Le devenir des cultures humaines
"L'évolution [humaine] a commencé par les pieds"... aimait à dire par provocation André Leroi-Gourhan, insistant sur le fait que l'acquisition la bipédie précède dans l'histoire humaine le développement du cerveau.
De fait, des découvertes récentes ont montré que la bipédie a sans doute été acquise très tôt dans l'histoire de la famille humaine, il y a 3 ou 4 millions d'années. Les études menées sur la locomotion des Australopithèques ont conclu que ceux-ci marchaient déjà sur leurs deux pieds, même s'il leur arrivait parfois de se déplacer par brachiation - en se suspendant à l'aide de leurs bras. Les traces de pas découvertes en 1977 à Laetolil (Tanzanie ) et datées de 3,6 millions d'années sont bien celles de deux individus parfaitement bipèdes, marchant côte à côte... Elles ont confirmé le fait que la station redressée et la marche bipède étaient déjà acquises par ces Hominidés primitifs, - bien avant que la taille du cerveau n'atteigne son développement actuel.

Le développement du cerveau est certainement le trait le plus remarquable de la morphologie humaine. Des moulages naturels d'endocrânes fossiles - comme celui de lenfant de Taung, découvert en 1925 - ou des moulages artificiels obtenus à partir de limpression du cerveau sur la paroi interne du crâne dautres Hominidés fossiles ont permis de suivre les étapes de cette transformation du volume cérébral, de l'irrigation et de la complexification des circonvolutions cérébrales au cours de l'évolution des Hominidés. La question reste cependant posée du "Rubicon cérébral" - elle implique qu'il existerait une capacité endocrânienne au-delà de laquelle on pourrait légitimement considérer qu'on a affaire à des représentants du genre Homo, dignes d'entrer dans la galerie de nos ancêtres... La définition, longtemps discutée, d'Homo habilis comme premier représentant du genre humain, a fait reculer cette frontière à 600 cm3... et peut-être même encore moins : il faut donc bien admettre que le développement du cerveau n'a pas été l'unique "moteur" du développement humain : il s'associe à d'autres traits anatomiques propres à l'homme, station redressée, bipédie, morphologie de la main, fabrication et utilsation d'outils, usage d'un langage articulé...

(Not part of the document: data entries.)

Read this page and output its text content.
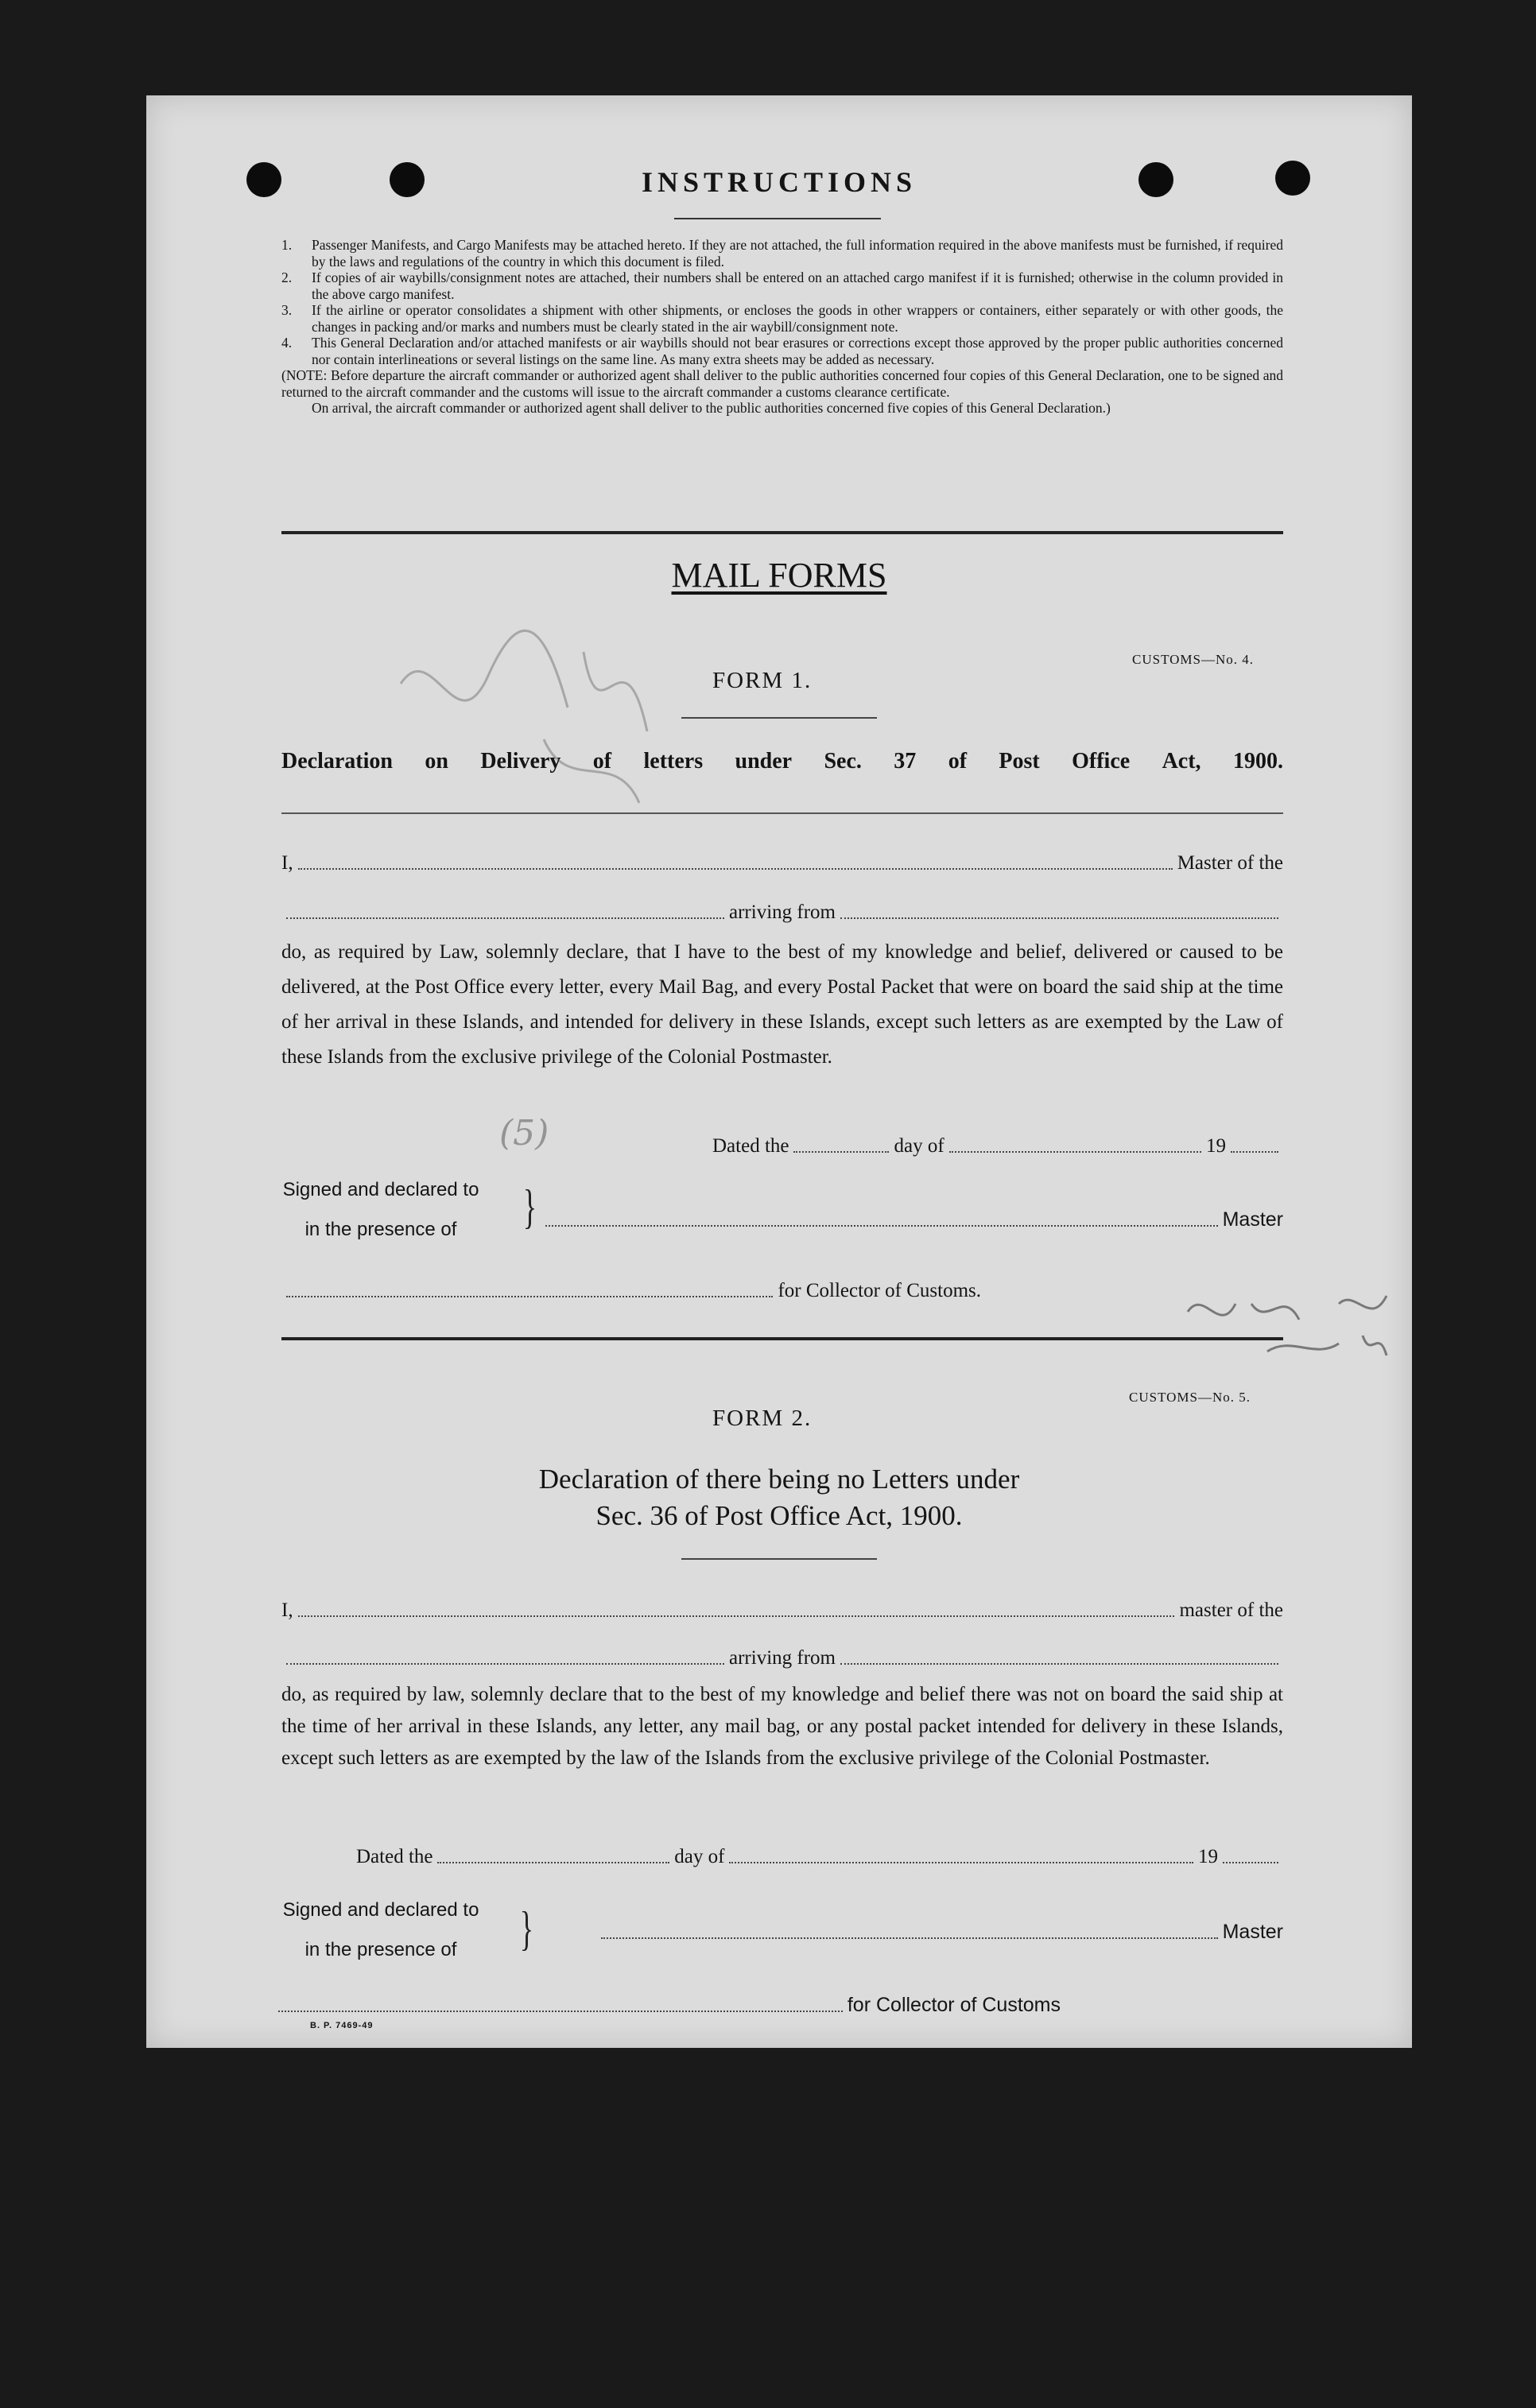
INSTRUCTIONS
1.	Passenger Manifests, and Cargo Manifests may be attached hereto. If they are not attached, the full information required in the above manifests must be furnished, if required by the laws and regulations of the country in which this document is filed.
2.	If copies of air waybills/consignment notes are attached, their numbers shall be entered on an attached cargo manifest if it is furnished; otherwise in the column provided in the above cargo manifest.
3.	If the airline or operator consolidates a shipment with other shipments, or encloses the goods in other wrappers or containers, either separately or with other goods, the changes in packing and/or marks and numbers must be clearly stated in the air waybill/consignment note.
4.	This General Declaration and/or attached manifests or air waybills should not bear erasures or corrections except those approved by the proper public authorities concerned nor contain interlineations or several listings on the same line. As many extra sheets may be added as necessary.
(NOTE: Before departure the aircraft commander or authorized agent shall deliver to the public authorities concerned four copies of this General Declaration, one to be signed and returned to the aircraft commander and the customs will issue to the aircraft commander a customs clearance certificate.
On arrival, the aircraft commander or authorized agent shall deliver to the public authorities concerned five copies of this General Declaration.)
MAIL FORMS
CUSTOMS—No. 4.
FORM 1.
Declaration on Delivery of letters under Sec. 37 of Post Office Act, 1900.
I,	Master of the
arriving from
do, as required by Law, solemnly declare, that I have to the best of my knowledge and belief, delivered or caused to be delivered, at the Post Office every letter, every Mail Bag, and every Postal Packet that were on board the said ship at the time of her arrival in these Islands, and intended for delivery in these Islands, except such letters as are exempted by the Law of these Islands from the exclusive privilege of the Colonial Postmaster.
Dated the	day of	19
Signed and declared to
in the presence of	}	Master
for Collector of Customs.
CUSTOMS—No. 5.
FORM 2.
Declaration of there being no Letters under
Sec. 36 of Post Office Act, 1900.
I,	master of the
arriving from
do, as required by law, solemnly declare that to the best of my knowledge and belief there was not on board the said ship at the time of her arrival in these Islands, any letter, any mail bag, or any postal packet intended for delivery in these Islands, except such letters as are exempted by the law of the Islands from the exclusive privilege of the Colonial Postmaster.
Dated the	day of	19
Signed and declared to
in the presence of	}	Master
for Collector of Customs
B. P. 7469-49
(5)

La main humaine a conservé le schéma primitif, pentadactyle, de l'extrémité antérieure des Vertébrés quadrupèdes. La caractéristique humaine résiderait dans le fait que chez l'Homme le membre antérieur est totalement libéré des nécessités de la locomotion. Mise en rapport avec le développement du cerveau, la libération de la main ouvre à l'Homme les possibilités multiples de la technicité. L'avènement d'une "conscience" proprement humaine se situerait donc du côté de ses productions techniques.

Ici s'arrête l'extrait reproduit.